Ese es un demonio, decían, se le metió adentro por las ideas y para salir de eso tiene que tocarlo el mismísimo Dios.

 - La otra vez quiso tocar a mi hija –contaba una gorda con licras en la cola-. La quería tocar y no pude soportarlo, le di un empujón y se fue como un niño regañado, pidiendo perdón y haciendo reverencia. Qué forma tan extraña de pedir perdón y hacer reverencias. Inclinaba el cuerpo hacia adelante y bajaba la cabeza.


Lo recuerdo años atrás, parado en un semáforo limpiando parabrisas con un trapo sucio, algunos conductores le daban algo de dinero para que se alejara, y el hombre juntaba las manos y agradecía como un japonés, bajando la cabeza. Qué forma tan extraña.
En estos tiempos de colas en todas partes, camina de un lado a otro con su mano bien abierta mientras escucha cosas como esas. Que es un demonio, que se le metió adentro por sus ideas y no se salva sin el toque del mismísimo Dios en persona.
Sigue pasando por la cola. De uno a uno va abordando pero nada recibe, algunas veces ni una mirada. La gente lo desprecia sin siquiera verlo. Supongo que lo han  hecho tantas veces que ya no le importa, pero alguna vez debió doler mucho recibir el desprecio de la gente.
Él es sólo un reflejo de cada uno de nosotros, haciendo esta cola, cualquiera de nosotros lo refleja. Simples y obedientes a un sistema que colapsa sobre sí mismo; respetando un mercado, un Dios y un modelo que se dinamita a sí mismo. Mansos y obedientes, uno detrás del otro con la paciencia justa de quien no cree merecer nada, menos aun aquello por lo que ha trabajado.
Es un reflejo que nosotros no hemos visto y no vemos. Fracasamos. Los que vinieron antes lo hicieron y nosotros también, y tal vez quienes vengan después también fracasarán.

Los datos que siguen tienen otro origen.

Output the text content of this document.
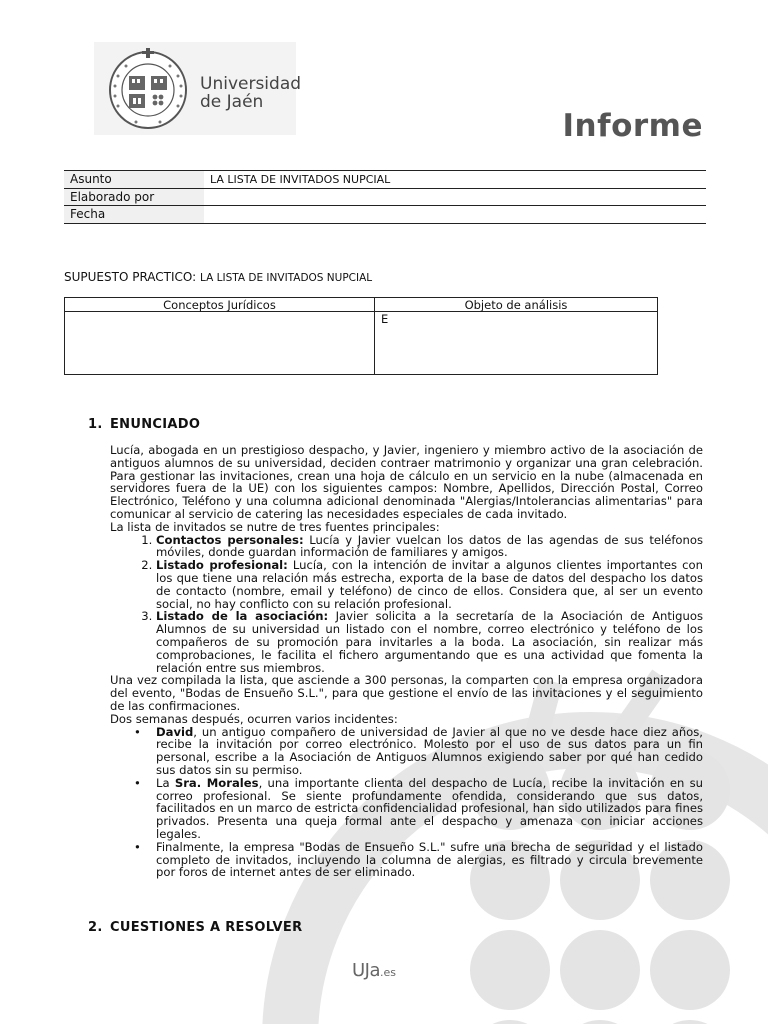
Universidad
de Jaén
Informe
Asunto	LA LISTA DE INVITADOS NUPCIAL
Elaborado por	
Fecha	
SUPUESTO PRACTICO: LA LISTA DE INVITADOS NUPCIAL
Conceptos Jurídicos	Objeto de análisis
	E
1. ENUNCIADO

Lucía, abogada en un prestigioso despacho, y Javier, ingeniero y miembro activo de la asociación de antiguos alumnos de su universidad, deciden contraer matrimonio y organizar una gran celebración. Para gestionar las invitaciones, crean una hoja de cálculo en un servicio en la nube (almacenada en servidores fuera de la UE) con los siguientes campos: Nombre, Apellidos, Dirección Postal, Correo Electrónico, Teléfono y una columna adicional denominada "Alergias/Intolerancias alimentarias" para comunicar al servicio de catering las necesidades especiales de cada invitado.

La lista de invitados se nutre de tres fuentes principales:

1. Contactos personales: Lucía y Javier vuelcan los datos de las agendas de sus teléfonos móviles, donde guardan información de familiares y amigos.
2. Listado profesional: Lucía, con la intención de invitar a algunos clientes importantes con los que tiene una relación más estrecha, exporta de la base de datos del despacho los datos de contacto (nombre, email y teléfono) de cinco de ellos. Considera que, al ser un evento social, no hay conflicto con su relación profesional.
3. Listado de la asociación: Javier solicita a la secretaría de la Asociación de Antiguos Alumnos de su universidad un listado con el nombre, correo electrónico y teléfono de los compañeros de su promoción para invitarles a la boda. La asociación, sin realizar más comprobaciones, le facilita el fichero argumentando que es una actividad que fomenta la relación entre sus miembros.

Una vez compilada la lista, que asciende a 300 personas, la comparten con la empresa organizadora del evento, "Bodas de Ensueño S.L.", para que gestione el envío de las invitaciones y el seguimiento de las confirmaciones.

Dos semanas después, ocurren varios incidentes:

• David, un antiguo compañero de universidad de Javier al que no ve desde hace diez años, recibe la invitación por correo electrónico. Molesto por el uso de sus datos para un fin personal, escribe a la Asociación de Antiguos Alumnos exigiendo saber por qué han cedido sus datos sin su permiso.
• La Sra. Morales, una importante clienta del despacho de Lucía, recibe la invitación en su correo profesional. Se siente profundamente ofendida, considerando que sus datos, facilitados en un marco de estricta confidencialidad profesional, han sido utilizados para fines privados. Presenta una queja formal ante el despacho y amenaza con iniciar acciones legales.
• Finalmente, la empresa "Bodas de Ensueño S.L." sufre una brecha de seguridad y el listado completo de invitados, incluyendo la columna de alergias, es filtrado y circula brevemente por foros de internet antes de ser eliminado.
2. CUESTIONES A RESOLVER
UJa.es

Este hombre se saca los zapatos y camina descalzo sobre el suelo de adoquines. El bulevar completo lo desprecia, lo árboles, las palomas, los perros. Se detiene frente a la estatua viviente del campesino y juega a cortar la maleza con su machete imaginario. No le interesó nunca el hombre se sociedad con su sombrero, ni el mimo que se reía solo delante de una niña que lloraba, aferrada con las uñas a la manga del saco de su madre.
Inocente suelta un billete en la caja vacía y la estatua del campesino comienza a moverse. Charapo en mano comienza a cortar una maleza imaginaria mientras el hombre, zapatos en mano, sonríe con fervorosa alegría y juega con la estatua viviente del bulevar. Hoy miércoles, mientras venden alimentos regulados a los terminales 2 y 3 en nuestra cédula de identidad.